À la suite des vaccinations initiées par Edward Jenner et Louis Pasteur, deux notions avaient frappé les esprits au début du xxe siècle. La première est la notion de spécificité prophylactique : le vaccin contre la variole protège de la variole, le vaccin contre la rage protège de la rage, etc. La seconde est celle de l'apprentissage ou de la mémoire : pour reconnaître les microbes et les détruire, le système immunitaire doit avoir appris et mémorisé ce qu'ils sont. L'interprétation de ces phénomènes s'inspirait d'analogies militaires : l'ennemi a nécessairement un uniforme spécifique qu'il faut apprendre à reconnaître avant de le combattre. De la même façon, l'agent infectieux a nécessairement une structure spécifique qui permet de reconnaître son caractère étranger et de l'attaquer. Une telle capacité de reconnaissance fut attribuée à la capacité de fixation spécifique des molécules défensives : les anticorps. Ainsi, un anticorps antitétanique se fixe sur – autrement dit « reconnaît » – la toxine tétanique. Cet anticorps ne se fixera pas, ou plus exactement se fixera beaucoup moins bien, sur la toxine diphtérique. Reste à résoudre la question de l'apprentissage, c'est-à-dire de la fabrication des anticorps par l'organisme.

Naissance des anticorps

Selon la théorie de la sélection naturelle de la formation des anticorps, proposée par Niels Jerne en 1955, les anticorps préexistaient à l'inoculation de la substance étrangère, appelée antigène. Mais, en l'absence d'antigène, ils étaient présents en faible quantité. L'antigène induirait non pas la formation des anticorps, mais seulement l'augmentation de la quantité des anticorps les plus efficaces. À l'époque, ce modèle fut vivement critiqué. En effet, il supposait l'existence préalable dans l'organisme de tous les anticorps possibles. En 1957, Frank MacFarlane Burnet et David Talmage proposèrent une modification de la théorie de Jerne, qui comprend deux étapes. La première étape (génération de diversité) consiste en un mélange aléatoire des gènes qui permettent la synthèse des anticorps. De cette façon, le génome n'a pas à contenir l'ensemble des anticorps. Il contient un nombre limité d'éléments de base qui, en s'associant au hasard selon toutes les combinaisons possibles, génèrent un nombre très élevé d'anticorps. La seconde étape (sélection) consiste en une multiplication préférentielle de certaines cellules, celles qui portent les anticorps, qui se fixent avec l'affinité la plus élevée à l'antigène considéré. Cette multiplication augmente la quantité d'anticorps spécifiques produits, ce qui explique leur efficacité et notre capacité à les détecter. Initialement établi pour les anticorps et les lymphocytes B, ce modèle a pu être étendu aux autres lymphocytes (cellules T) selon le même principe. Mais il engendre une question difficile : comment le système immunitaire est-il capable de distinguer les substances appartenant à l'organisme (définissant le « soi ») afin de les épargner des substances provenant de l'extérieur (greffes, micro-organismes, etc., définissant le « non-soi ») afin de les attaquer ? En effet, si les anticorps sont générés au hasard, certains d'entre eux doivent se fixer sur les composants de l'organisme et déclencher ce qu'on appelle une maladie auto-immune.

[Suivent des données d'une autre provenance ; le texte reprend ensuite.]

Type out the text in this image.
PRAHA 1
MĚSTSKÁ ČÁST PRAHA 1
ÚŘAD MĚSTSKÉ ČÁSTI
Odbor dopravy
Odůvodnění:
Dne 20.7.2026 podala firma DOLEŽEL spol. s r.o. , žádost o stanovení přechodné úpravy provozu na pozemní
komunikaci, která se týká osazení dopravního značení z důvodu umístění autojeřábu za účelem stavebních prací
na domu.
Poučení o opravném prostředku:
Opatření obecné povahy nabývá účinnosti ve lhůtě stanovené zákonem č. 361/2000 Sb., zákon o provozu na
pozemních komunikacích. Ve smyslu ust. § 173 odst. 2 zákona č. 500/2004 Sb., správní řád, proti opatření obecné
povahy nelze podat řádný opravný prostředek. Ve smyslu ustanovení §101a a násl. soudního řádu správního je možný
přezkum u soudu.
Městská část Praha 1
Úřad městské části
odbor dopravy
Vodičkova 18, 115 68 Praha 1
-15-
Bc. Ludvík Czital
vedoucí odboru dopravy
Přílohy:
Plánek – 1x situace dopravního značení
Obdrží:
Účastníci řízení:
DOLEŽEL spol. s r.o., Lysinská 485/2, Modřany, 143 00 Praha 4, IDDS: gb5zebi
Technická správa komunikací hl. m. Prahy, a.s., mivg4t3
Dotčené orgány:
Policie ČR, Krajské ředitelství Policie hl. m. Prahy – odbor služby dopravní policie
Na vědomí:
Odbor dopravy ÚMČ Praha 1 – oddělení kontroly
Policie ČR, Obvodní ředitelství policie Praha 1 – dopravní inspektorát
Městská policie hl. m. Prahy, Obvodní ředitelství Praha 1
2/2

Pour résoudre ce point, il a été fait appel une seconde fois à la notion d'apprentissage : c'est la rencontre d'une substance au cours de la vie embryonnaire qui permet l'apprentissage du soi. Pendant la vie embryonnaire, on suppose que les infections sont absentes et que toutes les substances rencontrées appartiennent au soi. En conséquence, selon cette conception, le non-soi est tout ce[...]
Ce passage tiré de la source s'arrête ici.